Recent events raise important issues for you to consider.

 January 2014

In December 2013  there have been several events which you might want to reflect on in terms of what you would want for yourself.  Once you have become clear, have a conversation with your Medical Proxy and with your loved ones talking about what you would do in these situations.

1.      Nelson Mandela died in early December of 2013.  He was 95 and had been in and out of the hospital with recurring respiratory infections.  In late summer or early fall he was transferred to his home along with substantial equipment to keep him alive but the suggestion was that he would not recover and there was little indication as to whether he was conscious.  (In 2016 Bishop Desmond Tutu has criticized these decisions saying that it deprived Mandela of an opportunity for death with dignity.)

      Would you want to be kept alive in this way?  What do you think the impact on your family psychologically and financially?  Are there religious considerations for you?

2    Ariel Sharon died on the weekend of January 11. 2014.  He had been in a coma for 8 years after suffering a stroke.  The cause of death was organ failure. 

If you were in a coma from a stroke which might result in a long term stay in a hospital or nursing facility, how would you want to be treated?   Would you want to be kept alive or would you stipulate to those who were caring for you to terminate life sustaining care… after how many days, months, or years would you want this to happen?  What would be the impact on your family?  These are tough decisions which you should talk about with your proxy and your family.

3.      You may have read about a 13 year old girl in Oakland, CA who went into the hospital for a routine tonsillectomy and did not survive the operation.  The doctors determined that she was brain dead from measurements showing no electrical activity in her brain. 

Try thinking about this from the perspective of a spouse, yourself, or a  grown adult child or sibling.  What would you do if you were asked to make a decision about removing the ventilator which is keeping her/him alive?  Talk with those you love about your thoughts and possible decisions in this circumstance.

 

 

2 comments


  • These circumstances are definitely an eye opener as a parent. When I think of these issues, its always in terms of myself, husband and/or elderly family. My parental instinct is to do “whatever means necessary” to keep my child alive.
    The unfortunate situation for the 13 year old girl in Oakland will definitely leave us with something to thin about.

    February 14, 2014
    • admin

      This parental instinct is in all of us and it poses especially profound risks for older parents with children in their early adulthood. Most young adults never think about their mortality. But what if something really bad happens (a stroke, automobile accident, skiing or swimming accident, etc) and they are permanently disabled and perhaps unable to make decisions? What would they want? How expensive and how long is their care? You see, everyone has to have these decisions in place and have had the conversations necessary to make their wishes clearly known. In some cases, it is easy to imagine that parents could be bankrupted in short order or see their child consigned to really substandard care because of limited financial resources.

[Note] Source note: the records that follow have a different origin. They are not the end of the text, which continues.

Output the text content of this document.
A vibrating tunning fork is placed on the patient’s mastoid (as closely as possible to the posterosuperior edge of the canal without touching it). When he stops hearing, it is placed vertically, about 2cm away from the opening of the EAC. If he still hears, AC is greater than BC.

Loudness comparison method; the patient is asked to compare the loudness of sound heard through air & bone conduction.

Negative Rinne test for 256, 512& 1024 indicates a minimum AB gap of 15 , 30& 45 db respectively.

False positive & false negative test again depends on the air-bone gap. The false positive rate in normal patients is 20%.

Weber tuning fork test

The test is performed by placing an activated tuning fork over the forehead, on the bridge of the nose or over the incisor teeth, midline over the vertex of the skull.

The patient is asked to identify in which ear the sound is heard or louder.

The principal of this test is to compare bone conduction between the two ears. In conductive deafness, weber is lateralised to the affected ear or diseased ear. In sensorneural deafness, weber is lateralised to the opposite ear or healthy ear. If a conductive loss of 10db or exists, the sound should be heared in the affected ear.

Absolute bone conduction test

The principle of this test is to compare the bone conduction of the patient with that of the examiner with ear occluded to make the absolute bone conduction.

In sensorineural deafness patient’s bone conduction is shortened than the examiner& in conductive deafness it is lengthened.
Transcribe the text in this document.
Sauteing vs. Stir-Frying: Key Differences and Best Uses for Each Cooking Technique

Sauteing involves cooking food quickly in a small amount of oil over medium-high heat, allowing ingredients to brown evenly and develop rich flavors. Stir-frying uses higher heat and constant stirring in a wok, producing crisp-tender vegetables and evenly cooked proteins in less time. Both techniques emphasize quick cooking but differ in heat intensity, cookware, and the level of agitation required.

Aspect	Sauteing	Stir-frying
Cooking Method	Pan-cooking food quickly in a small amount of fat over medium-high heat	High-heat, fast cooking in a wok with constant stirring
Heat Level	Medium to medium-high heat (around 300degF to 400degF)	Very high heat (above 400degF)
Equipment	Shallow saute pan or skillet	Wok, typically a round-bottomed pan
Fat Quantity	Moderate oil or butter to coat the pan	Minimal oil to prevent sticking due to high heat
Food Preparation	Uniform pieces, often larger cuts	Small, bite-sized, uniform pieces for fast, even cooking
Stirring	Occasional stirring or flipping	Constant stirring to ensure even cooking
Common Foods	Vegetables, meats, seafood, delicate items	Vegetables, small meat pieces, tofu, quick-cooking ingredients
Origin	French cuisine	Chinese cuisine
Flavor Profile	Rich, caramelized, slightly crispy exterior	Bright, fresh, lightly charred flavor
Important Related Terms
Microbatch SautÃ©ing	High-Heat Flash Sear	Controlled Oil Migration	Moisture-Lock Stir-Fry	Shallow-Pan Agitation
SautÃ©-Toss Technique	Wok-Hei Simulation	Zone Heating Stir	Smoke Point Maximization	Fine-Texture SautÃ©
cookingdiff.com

      An interesting and sad event took place in Indiana in November of 2013. A young man of 32 years of age suffered a fall from a tree while hunting. He fractured several vertebrae in his neck which required that he be on a ventilator to continue to breathe for the remainder if his life. He was put in a medically induced coma and his sister who was a nurse remembered that he had said that he would not want to continue his life if significantly impaired. The doctors agreed to bring him out of the coma so that he could be asked what his wishes were. He affirmed that he did not want to live in this state for any length of time and the ventilator was removed. Over five hours he and his family engaged in conversation, prayer and singing before he expired. In this case, his statements to his sister were key to the outcome.